Setting up the development environment#

The code has a DevContainer configuration that will get you up and running with all dependencies installed and configured, including sane defaults for the editor.

You will need:

  1. A working Docker installation:
  2. For macOS and Windows, install Docker Desktop
  3. For Linux, install Docker Engine following the instructions for your specific distro.
  4. The Visual Studio Code editor. A recent version is recommended, e.g. >=1.78
  5. The VSCode DevContainers extension.
  6. (Optional, but highly recommended) The GitHub CLI tool.

You can clone the repository with:

git clone https://github.com/Algorithmiq/src-method.git

We recommend using a Git credential manager, such as GitHub CLI, configured to use HTTPS as protocol for Git operations.
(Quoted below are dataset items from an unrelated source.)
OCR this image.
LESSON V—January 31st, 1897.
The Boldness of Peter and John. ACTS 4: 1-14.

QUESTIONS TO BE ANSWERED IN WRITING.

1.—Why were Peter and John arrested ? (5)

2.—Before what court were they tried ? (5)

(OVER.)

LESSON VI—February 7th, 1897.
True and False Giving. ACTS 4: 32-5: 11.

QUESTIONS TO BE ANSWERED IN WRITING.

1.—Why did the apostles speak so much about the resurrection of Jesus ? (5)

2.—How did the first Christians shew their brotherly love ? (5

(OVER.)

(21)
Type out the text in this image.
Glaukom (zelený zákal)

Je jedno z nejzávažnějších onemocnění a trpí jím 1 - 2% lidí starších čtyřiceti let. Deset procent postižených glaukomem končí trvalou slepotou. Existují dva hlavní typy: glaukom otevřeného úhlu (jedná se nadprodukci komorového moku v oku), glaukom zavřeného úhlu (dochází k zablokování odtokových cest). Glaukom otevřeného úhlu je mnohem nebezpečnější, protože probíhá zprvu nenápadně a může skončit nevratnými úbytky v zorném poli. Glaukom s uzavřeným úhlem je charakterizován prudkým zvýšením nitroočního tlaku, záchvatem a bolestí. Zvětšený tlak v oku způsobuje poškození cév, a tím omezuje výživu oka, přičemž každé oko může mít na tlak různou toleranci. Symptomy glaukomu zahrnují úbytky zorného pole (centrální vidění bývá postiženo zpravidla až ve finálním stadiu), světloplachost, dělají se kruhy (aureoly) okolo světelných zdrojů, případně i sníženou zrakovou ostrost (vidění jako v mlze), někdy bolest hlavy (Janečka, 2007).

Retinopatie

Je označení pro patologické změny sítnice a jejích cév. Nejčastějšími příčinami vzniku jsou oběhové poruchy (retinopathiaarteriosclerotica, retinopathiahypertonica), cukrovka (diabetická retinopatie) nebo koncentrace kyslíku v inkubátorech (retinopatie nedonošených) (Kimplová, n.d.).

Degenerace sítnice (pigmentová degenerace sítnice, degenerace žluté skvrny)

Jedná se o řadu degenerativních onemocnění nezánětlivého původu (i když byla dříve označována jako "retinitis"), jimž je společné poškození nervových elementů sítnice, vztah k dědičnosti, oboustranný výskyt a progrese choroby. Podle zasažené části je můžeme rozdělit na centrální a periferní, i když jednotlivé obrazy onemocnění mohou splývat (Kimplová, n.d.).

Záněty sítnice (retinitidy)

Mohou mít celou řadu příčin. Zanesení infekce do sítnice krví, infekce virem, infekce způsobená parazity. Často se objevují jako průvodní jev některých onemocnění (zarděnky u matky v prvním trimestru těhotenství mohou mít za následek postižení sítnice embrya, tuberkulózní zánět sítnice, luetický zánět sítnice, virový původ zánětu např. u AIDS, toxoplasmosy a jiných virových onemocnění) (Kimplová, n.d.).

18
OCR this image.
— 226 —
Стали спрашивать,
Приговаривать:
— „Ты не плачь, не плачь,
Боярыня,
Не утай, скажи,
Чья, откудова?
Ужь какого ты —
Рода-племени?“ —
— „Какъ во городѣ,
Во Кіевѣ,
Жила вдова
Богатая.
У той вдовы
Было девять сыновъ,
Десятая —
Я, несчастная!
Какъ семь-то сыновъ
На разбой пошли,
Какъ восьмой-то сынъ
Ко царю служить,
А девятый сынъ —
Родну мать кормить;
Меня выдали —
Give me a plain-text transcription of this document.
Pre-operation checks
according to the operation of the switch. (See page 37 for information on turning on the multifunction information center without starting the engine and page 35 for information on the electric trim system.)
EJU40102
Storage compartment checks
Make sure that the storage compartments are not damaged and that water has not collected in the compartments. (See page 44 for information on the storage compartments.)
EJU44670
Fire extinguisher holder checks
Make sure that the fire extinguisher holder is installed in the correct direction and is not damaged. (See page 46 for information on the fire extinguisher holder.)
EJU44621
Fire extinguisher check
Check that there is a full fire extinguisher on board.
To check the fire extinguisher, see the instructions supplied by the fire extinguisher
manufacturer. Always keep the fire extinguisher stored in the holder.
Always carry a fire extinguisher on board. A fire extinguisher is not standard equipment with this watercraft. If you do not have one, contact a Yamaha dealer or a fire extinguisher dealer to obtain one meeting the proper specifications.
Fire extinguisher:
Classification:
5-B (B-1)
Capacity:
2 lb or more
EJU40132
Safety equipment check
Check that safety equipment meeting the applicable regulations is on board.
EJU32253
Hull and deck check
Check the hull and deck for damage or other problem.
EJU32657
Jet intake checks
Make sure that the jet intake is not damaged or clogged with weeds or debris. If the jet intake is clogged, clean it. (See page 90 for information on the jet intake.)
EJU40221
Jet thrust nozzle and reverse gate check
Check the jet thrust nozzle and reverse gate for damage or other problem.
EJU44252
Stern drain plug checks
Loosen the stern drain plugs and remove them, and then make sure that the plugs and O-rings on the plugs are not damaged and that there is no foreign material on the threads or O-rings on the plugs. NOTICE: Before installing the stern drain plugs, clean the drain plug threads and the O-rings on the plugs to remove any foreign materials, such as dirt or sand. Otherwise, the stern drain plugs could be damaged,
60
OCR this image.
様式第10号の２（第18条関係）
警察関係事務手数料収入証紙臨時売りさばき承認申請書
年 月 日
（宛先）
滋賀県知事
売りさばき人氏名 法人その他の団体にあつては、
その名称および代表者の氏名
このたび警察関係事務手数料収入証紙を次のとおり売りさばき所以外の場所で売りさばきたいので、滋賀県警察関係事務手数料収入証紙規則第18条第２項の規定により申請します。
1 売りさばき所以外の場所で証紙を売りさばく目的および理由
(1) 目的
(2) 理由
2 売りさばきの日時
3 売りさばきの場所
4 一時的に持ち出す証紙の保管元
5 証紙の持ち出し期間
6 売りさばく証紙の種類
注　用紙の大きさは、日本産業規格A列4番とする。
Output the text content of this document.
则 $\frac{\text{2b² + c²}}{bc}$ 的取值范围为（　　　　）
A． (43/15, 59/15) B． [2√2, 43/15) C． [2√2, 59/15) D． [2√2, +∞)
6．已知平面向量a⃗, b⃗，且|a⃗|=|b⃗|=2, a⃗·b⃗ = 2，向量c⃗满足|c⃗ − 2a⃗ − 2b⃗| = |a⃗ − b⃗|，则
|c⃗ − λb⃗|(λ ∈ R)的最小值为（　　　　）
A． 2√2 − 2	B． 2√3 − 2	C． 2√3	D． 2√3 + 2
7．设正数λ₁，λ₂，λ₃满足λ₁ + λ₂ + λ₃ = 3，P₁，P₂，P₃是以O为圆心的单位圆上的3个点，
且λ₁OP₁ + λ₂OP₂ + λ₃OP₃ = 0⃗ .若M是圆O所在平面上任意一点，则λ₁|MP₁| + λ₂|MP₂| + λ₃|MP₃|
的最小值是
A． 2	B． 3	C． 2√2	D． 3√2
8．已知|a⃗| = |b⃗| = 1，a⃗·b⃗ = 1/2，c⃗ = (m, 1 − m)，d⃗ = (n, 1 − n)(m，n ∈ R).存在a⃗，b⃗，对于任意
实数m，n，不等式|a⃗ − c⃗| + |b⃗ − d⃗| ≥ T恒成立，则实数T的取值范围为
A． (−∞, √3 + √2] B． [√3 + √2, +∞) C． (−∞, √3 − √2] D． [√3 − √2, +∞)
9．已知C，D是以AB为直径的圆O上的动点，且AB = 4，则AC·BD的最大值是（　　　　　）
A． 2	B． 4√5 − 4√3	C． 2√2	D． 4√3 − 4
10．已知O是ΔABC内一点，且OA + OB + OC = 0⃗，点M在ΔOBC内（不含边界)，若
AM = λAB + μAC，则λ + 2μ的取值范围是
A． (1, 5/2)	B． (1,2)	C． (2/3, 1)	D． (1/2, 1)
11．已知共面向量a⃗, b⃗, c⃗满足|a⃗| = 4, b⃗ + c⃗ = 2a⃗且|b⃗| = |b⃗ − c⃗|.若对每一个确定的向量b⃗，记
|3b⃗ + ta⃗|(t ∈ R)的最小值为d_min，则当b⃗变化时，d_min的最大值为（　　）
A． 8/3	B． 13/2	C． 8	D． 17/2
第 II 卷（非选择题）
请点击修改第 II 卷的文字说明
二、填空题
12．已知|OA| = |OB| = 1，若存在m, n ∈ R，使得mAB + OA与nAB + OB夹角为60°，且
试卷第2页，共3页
Once the code is locally available, you can open its containing folder in Visual Studio Code. The editor will then set up the DevContainer for you. The first time you open the folder the startup will take a few minutes. Once the process is done, you will have all project dependencies installed, including the git hooks. Visual Studio Code will be already configured with all the extensions helpful for Python development.

Note that the order in which Visual Studio Code loads the extensions in the DevContainer is non-deterministic. You might have to execute the Reload Window command to get everything to work as expected after a fresh build of the container.